FAC Net: What advice do you have for other fire adaptation practitioners?
Carlie: My best advice is to listen to your community and figure out what you can do that will help them make an impact. I know you’re thinking about that one community member who shows up at everything and causes problems (and believe me, we all have those), but have you ever tried to actually listen to that person? Oftentimes I see practitioners doing work without consulting their communities and especially not listening to those members in our communities who are a little “complicated.” Although many practitioners do this work for a living, community members bring perspectives and ideas that are often overlooked and listening to them makes the work we do much more impactful.
FAC Net: Do you have a motto that guides you in your work?

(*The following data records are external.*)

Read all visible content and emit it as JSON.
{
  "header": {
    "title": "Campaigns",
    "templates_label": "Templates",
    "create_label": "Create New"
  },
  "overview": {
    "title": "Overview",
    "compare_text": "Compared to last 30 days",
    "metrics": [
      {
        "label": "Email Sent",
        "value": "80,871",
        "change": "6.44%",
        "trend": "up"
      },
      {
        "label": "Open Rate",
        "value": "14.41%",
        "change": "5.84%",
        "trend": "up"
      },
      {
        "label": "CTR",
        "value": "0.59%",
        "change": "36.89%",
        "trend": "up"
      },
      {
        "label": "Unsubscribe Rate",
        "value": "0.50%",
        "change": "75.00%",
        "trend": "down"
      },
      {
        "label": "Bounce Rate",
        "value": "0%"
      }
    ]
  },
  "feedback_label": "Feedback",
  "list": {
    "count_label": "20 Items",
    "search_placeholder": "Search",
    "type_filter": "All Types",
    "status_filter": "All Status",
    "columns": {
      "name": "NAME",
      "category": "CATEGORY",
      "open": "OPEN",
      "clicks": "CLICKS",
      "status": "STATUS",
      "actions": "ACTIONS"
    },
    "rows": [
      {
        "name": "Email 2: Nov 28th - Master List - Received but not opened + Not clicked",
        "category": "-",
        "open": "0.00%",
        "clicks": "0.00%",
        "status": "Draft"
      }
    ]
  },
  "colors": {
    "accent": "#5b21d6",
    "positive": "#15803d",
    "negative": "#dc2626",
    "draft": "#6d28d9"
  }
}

Carlie: As cliché as it is, Gandhi’s quote “Be the change you wish to see in the world” guides much of my life. Between climate change, social justice issues and politics, the state of the world is beyond overwhelming. Gandhi’s quote always reminds me that no matter how overwhelming things are, there’s always something I can do to better the world. This is why I have chosen a career that directly impacts people and the environment. I hope that by me helping to change this one sliver of the world in Tahoe, I will contribute to a positive change for the world as a whole. Cliché, I know.
FAC Net: Tell us about an aspect of living with fire that you’d like to deepen your knowledge and understanding of. What are you curious about?
Carlie: I’m curious to learn more about what wildfire messaging is working throughout Tahoe and the U.S. as a whole. I’m often managing advertising campaigns and working with partners to create cohesive messaging but at the end of the day, we don’t always know if it’s working in the ways we intend it to. I know my work has a direct impact on those I meet and talk with and I know that overall the Tahoe community has more knowledge and power when it comes to wildfire preparedness from what we’re doing, but I would love to have a larger understanding of the greater impact of our work over a longer timescale.
FAC Net: Ten years from now, what do you hope you and your partners will have accomplished?
Carlie: Ten years from now, I hope myself and our partners have created a norm around what living with fire in Tahoe means. Living in a forest means living with fire and I hope that when people move to or visit Tahoe the first thing that comes to mind is that they are entering a space that deserves respect. I hope in ten years people understand the benefits and risks associated with living in and visiting a forested area and take personal responsibility for themselves, their families and their property.